People have died in the riots about the Mohammad cartoons. When I was Muslim, I wrote a poem about how embarrassing it all was — some stupid drawing comes out that no one would have cared about if Muslims hadn’t made such a big deal about it. To them, their indignation is holy fire, not personal emotion but emotions from God.

Since 9/11, a lot of Muslim outreach groups have been working overtime to make Islam seem more normal, but when someone says or does something stupid, all that work is crushed; all those years and all those volunteers may as well have not existed. All those reactionaries and hotheads ruined all that work.

Regarding anyone who would claim you are lying, is there something you can tell them to prove you’re telling the truth? Something only an MSU member would know about?

When I was a member in 2006 and 2007, interfaith and outreach was a bad word. Also, I know what had happened with their magazine.

What do you think should be done to ensure that nobody else has to endure what you did in case they wish to leave the club or their religion?

What the university needs to do is be more supportive of people in my situation. My situation grew pretty emotionally abusive with my parents when they were at their most confused in terms of what to do about me. When I went to the financial aid office to get aid as an independent student, they asked me if I had a religious community leader who could vouch for my deconversion story. Without that, I was told that if I didn’t have bruises or a police report, I was f***ed. I had to get private loans on my own and live in debt to get through school. It was a big hindrance. My GPA went from almost 4.0 to a 2.5. There was nowhere for me to go. A little more outreach and assistance would have helped, but I don’t expect them to step up to the plate. That’s why I’m part of a humanist organization that is working to help people in this situation.

How has the whole experience influenced your life today?

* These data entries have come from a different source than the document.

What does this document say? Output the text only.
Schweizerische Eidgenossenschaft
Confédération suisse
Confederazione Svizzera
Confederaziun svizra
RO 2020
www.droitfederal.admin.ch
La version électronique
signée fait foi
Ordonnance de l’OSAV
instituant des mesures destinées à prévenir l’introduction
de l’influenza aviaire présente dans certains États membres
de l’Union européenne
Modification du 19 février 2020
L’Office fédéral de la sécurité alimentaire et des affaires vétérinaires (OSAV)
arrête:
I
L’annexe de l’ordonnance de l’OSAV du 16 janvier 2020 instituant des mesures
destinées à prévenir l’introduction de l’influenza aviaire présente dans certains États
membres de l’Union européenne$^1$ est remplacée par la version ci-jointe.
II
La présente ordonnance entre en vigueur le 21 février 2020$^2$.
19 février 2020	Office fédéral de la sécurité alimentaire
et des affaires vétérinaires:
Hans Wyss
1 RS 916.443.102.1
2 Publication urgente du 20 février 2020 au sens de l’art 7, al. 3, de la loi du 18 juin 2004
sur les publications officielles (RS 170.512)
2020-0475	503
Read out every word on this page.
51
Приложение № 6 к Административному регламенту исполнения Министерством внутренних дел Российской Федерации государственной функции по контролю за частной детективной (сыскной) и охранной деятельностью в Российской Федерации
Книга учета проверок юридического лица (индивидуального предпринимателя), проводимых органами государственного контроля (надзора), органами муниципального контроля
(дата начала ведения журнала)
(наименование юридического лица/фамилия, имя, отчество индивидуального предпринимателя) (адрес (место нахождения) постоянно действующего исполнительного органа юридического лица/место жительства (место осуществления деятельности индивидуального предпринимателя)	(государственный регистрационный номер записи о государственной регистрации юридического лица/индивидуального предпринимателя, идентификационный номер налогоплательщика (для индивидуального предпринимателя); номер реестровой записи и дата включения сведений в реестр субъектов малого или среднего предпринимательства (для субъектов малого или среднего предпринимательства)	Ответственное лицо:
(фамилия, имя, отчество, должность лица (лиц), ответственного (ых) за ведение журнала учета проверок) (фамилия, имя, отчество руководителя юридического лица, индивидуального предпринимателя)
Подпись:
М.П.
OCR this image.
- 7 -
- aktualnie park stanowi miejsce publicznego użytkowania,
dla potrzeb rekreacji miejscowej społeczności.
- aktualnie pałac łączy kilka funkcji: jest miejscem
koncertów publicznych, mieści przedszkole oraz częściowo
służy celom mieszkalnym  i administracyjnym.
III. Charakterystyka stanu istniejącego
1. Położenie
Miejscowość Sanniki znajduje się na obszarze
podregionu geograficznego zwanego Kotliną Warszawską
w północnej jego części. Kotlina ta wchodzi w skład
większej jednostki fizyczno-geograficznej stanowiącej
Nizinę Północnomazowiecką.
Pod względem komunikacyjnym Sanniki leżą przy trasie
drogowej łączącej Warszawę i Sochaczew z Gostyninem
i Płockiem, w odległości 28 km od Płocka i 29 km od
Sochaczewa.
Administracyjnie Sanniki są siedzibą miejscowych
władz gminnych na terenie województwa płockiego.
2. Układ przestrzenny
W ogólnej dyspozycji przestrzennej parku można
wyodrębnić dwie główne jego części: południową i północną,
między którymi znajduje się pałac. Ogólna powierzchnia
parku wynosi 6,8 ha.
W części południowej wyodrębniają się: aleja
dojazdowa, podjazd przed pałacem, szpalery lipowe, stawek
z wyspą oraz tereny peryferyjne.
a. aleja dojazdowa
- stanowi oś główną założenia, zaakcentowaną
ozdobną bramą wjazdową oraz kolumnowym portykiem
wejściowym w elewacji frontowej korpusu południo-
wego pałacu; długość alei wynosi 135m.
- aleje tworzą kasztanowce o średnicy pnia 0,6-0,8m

It’s made me a lot more cynical about people and their motives. When you’re that religious, and that willing to be awful to people because of their religion, it redefines what faith means. It seems that they’re not doing what they are doing for Allah, it’s so that Allah won’t burn them forever. What they do is pretty ridiculous. My family members were asking if they should associate with me because it might be a sin to say hi to me, their cousin. People really are out for themselves. What happened has made me an indentured servant to loan companies in a terrible economy. I have had to structure my life around repaying my debt.

It has made me realize what real friendship is. There were MSU people I could have been real friends with and people who loved me regardless of whether I wore a hijab or not. It has made me more hesitant to call people friends.

If you could say something to the MSU today, what would it be?

Get your priorities straight. Serve your community. I don’t think that MSU should be dissolved or criminalized. They can keep yelling about Israel if they want, but they need to grant other people the space to express their views and then let people decide.